Romania Fails to Sell 5-Year Bonds on Higher Yields

Romania rejected all bids in an auction of five-year bonds as investors sought higher yields after the government this month dropped a 7 percent yield cap and signaled it may sell Eurobonds on the domestic market.

The Finance Ministry planned to raise 300 million lei ($95 million) in the auction, which attracted bids totaling 790 million lei, the central bank said on its website. The Balkan nation sold 200 million lei in five-year bonds on Oct. 21, the first sale since July, at an average yield of 7 percent.

The country struggled since July to find buyers for its leu-denominated debt on the domestic market as investors pushed for higher yields amid rising inflation forecasts triggered by a government increase in a value-added tax.

“The banks probably requested very high yields, especially after they saw that at the past two auctions the ministry paid more than 7 percent,” Florentina Manea, an economist at Royal Bank of Scotland Romania SA, said by phone. “There could have been banks that pushed the yields toward 7.3 percent.”

Romania, which relies on a 20 billion-euro ($27 billion) bailout led by the International Monetary Fund, dropped a self- imposed yield cap of 7 percent for one- and three-year debt, paying as much as 7.3 percent as it seeks to cover its budget deficit of 6.8 percent of gross domestic product.

VAT Increase

Prime Minister Emil Boc’s Cabinet increased the VAT in July by 5 percentage points to 24 percent and cut public-sector wages 25 percent to qualify for loans from the IMF, the European Union and other lenders. The central bank raised on Nov. 4 its inflation prediction for this year to 8.2 percent because of the effects of the tax increase. In August, the central bank forecast annual inflation of 7.8 percent in December and 3.1 percent at the end of 2011.

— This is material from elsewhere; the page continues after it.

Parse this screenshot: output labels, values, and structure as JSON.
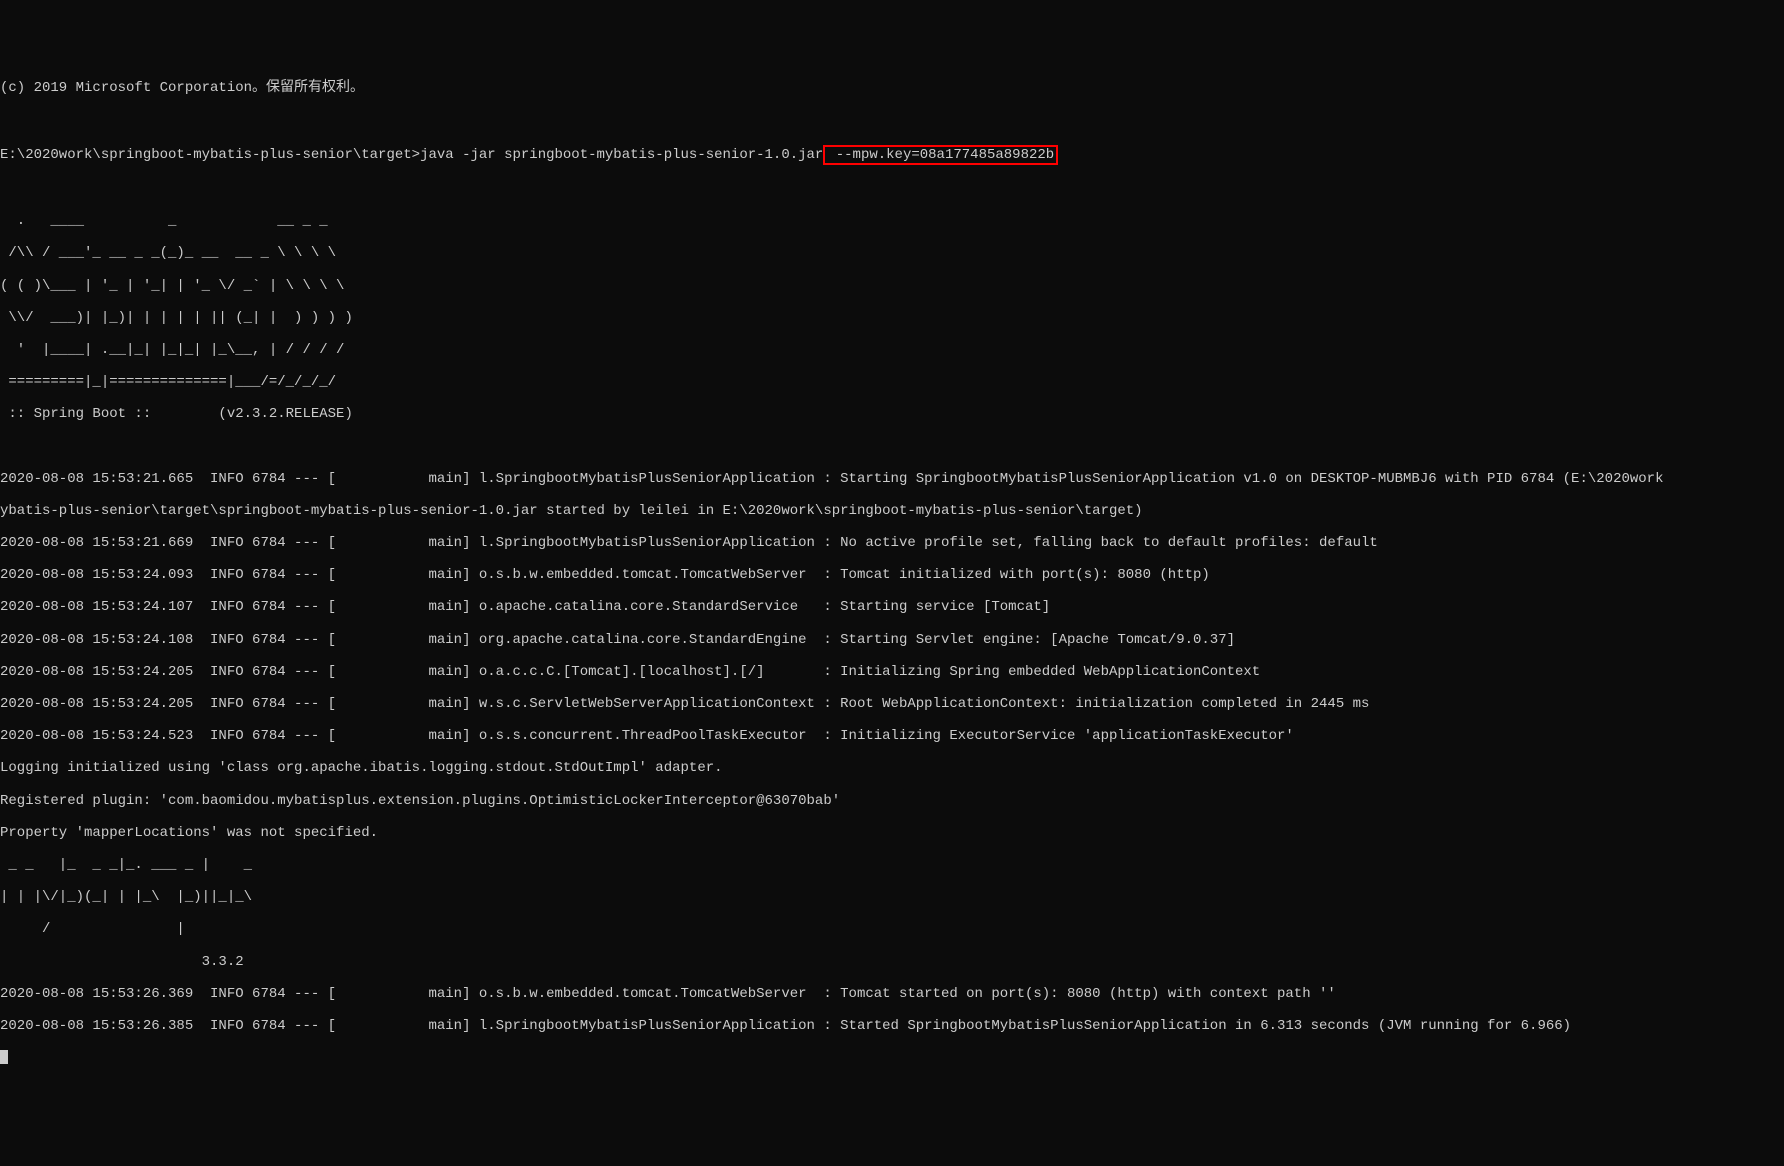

“The Finance Ministry doesn’t need as much cash as we expect the budget-deficit target to be met, but on Nov. 29 a 1.4 billion-euro bond matures, so they are trying to signal another Eurobond issue on the domestic market to cover for that,” Manea said.

The government has raised 34.2 billion lei through the sale of Treasury bills and bonds on the domestic market this year, compared with a planned 46.7 billion lei.